Annenin Ayak İzinde Kaybolan Vicdanlar
Ramazan Yıldırımçakar
– Ticarileşen Merhamet, İhraç Edilen Kültür ve Unutulan Cennet –
Mayıs yaklaştığında şehirlerin damarlarına bir telâş yürür. Vitrinler güllerle değil, suni tebessümlerle dolar. Reklâmlar hüzünle giyinir; sesler yumuşar, perdeler aralanır: “Anneler Günü geliyor…” der bir ses, ama bu ses annenin sesi değildir. O ses, pazarlığın, piyasalaşmanın, kârın ve kampanyanın sesidir. İçine merhametin değil, mermerleşmiş bir alışkanlığın sinmiş olduğu bir ses…
Oysa bu günün toprağına ilk tohumu diken Anna Jarvis’ti. Annesinin ardından yaktığı mum, bir ulusun vicdanını aydınlatsın istemişti. Kalpten kalbe geçen bir minnettarlık zinciri kurmak istemişti. Ne var ki, o mumun etrafına ilk toplananlar, sonraları o ışığı söndürmek için üfleyenler oldu. Jarvis’in duası, dev reklam panolarının gölgesinde kimsesiz kaldı. Kurduğu gün, kurduğu anlamdan mahrum edildi.
Zamanla Anneler Günü, yalnız bir takvim karesi değil, küresel bir vitrin düzenine dönüştü. Artık bir annenin yorgun avuçları değil, dijital sepetlerdeki indirim kodları konuşuyor.
Tek bir dünya… tek bir kültür… ve anneliğe dair de tek bir tanım…

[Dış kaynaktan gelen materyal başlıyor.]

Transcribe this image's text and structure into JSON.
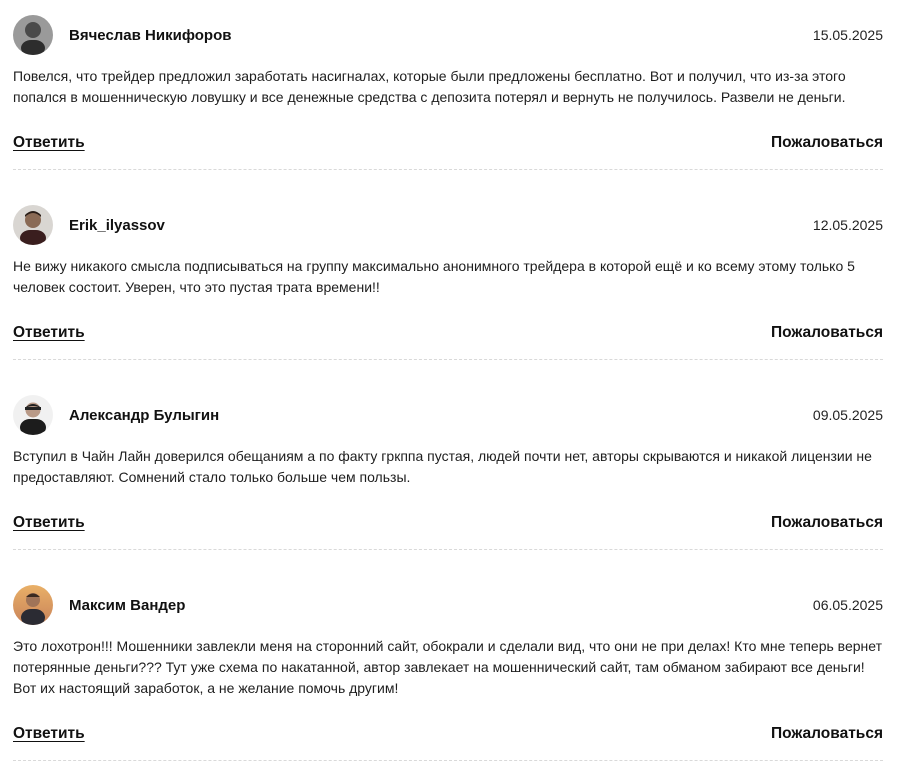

Küresel sistem, annelik gibi en mahrem duyguyu bile paketleyip ihraç etmeyi bildi. Bir yandan sömürdüğü coğrafyalara silah, diğer yandan annelik kartları gönderdi. “Bakın,” dedi, “siz de bizim gibi olun; annenizi yılda bir gün hatırlayın.” Böylece yerel değerlerin kalbinden bir taş daha koparıldı. Çünkü bu sistem, anneleri değil; onların üzerinden kurulacak duygusal ekonomiyi sever.
Oysa bizim hikâyemiz başka. Bizim annelerimiz, alnında sabır yazılı kadınlardır.
Yıkadığı çamaşırda helâl rızık, yoğurduğu hamurda dua, saçına sinmiş is kokusunda sessiz bir mücadele taşırlar.
Ve bizde bir söz vardır, bir cümle ki yalnız söz değil; bir inanç, bir istikamet, bir medeniyet çizgisidir:
“Cennet, anaların ayakları altındadır.”
Bu söz, annenin yere bastığı toprağa kutsallık verir. O toprağın altında ne indirim broşürleri vardır, ne kampanya başlıkları. Orada sadece gözyaşıyla yıkanmış geceler, sessizce edilen dualar, avuç içlerine saklanan ömürler yatar. Biz o ayak izlerinin ardından yürümeyi unuttuk; onun yerine onun başucuna hediye paketleri bıraktık.
Bugün “Anneler Günü” diyorlar.
Peki, gerçekten hangi annenin günü bu?
Yalnız yaşayan, huzurevinde unutulmuş anneler için mi?
Evladının mezarı başında dua eden, oğlunun ismini her gün ilk kez duyuyormuş gibi mırıldanan analar için mi?
Sabah erkenden temizlik işine giden, akşam döndüğünde çocuklarına bir tas çorbayı bölüştüren kadınlar için mi?
Yoksa sadece alışveriş merkezine sığabilen anneler için mi?
Eğer bu gün, vicdanı market raflarına sığdırmaksa;
Eğer bu gün, annenin kalbini değil, kampanyasını hatırlamaksa;
O zaman biz cennetin yolunu da şaşırmışız demektir.
Ve belki de şimdi, annemizin ayak izini yeniden arama zamanıdır.
O iz, evimizin sessiz odalarında, eski bir yemenide, bir tas çorbanın buğusunda, bir de sabah ezanında saklıdır.
Çünkü bazı günler kutlanmaz; yaşanır.
Ve annelik, bir günün değil, bir ömrün yüküdür.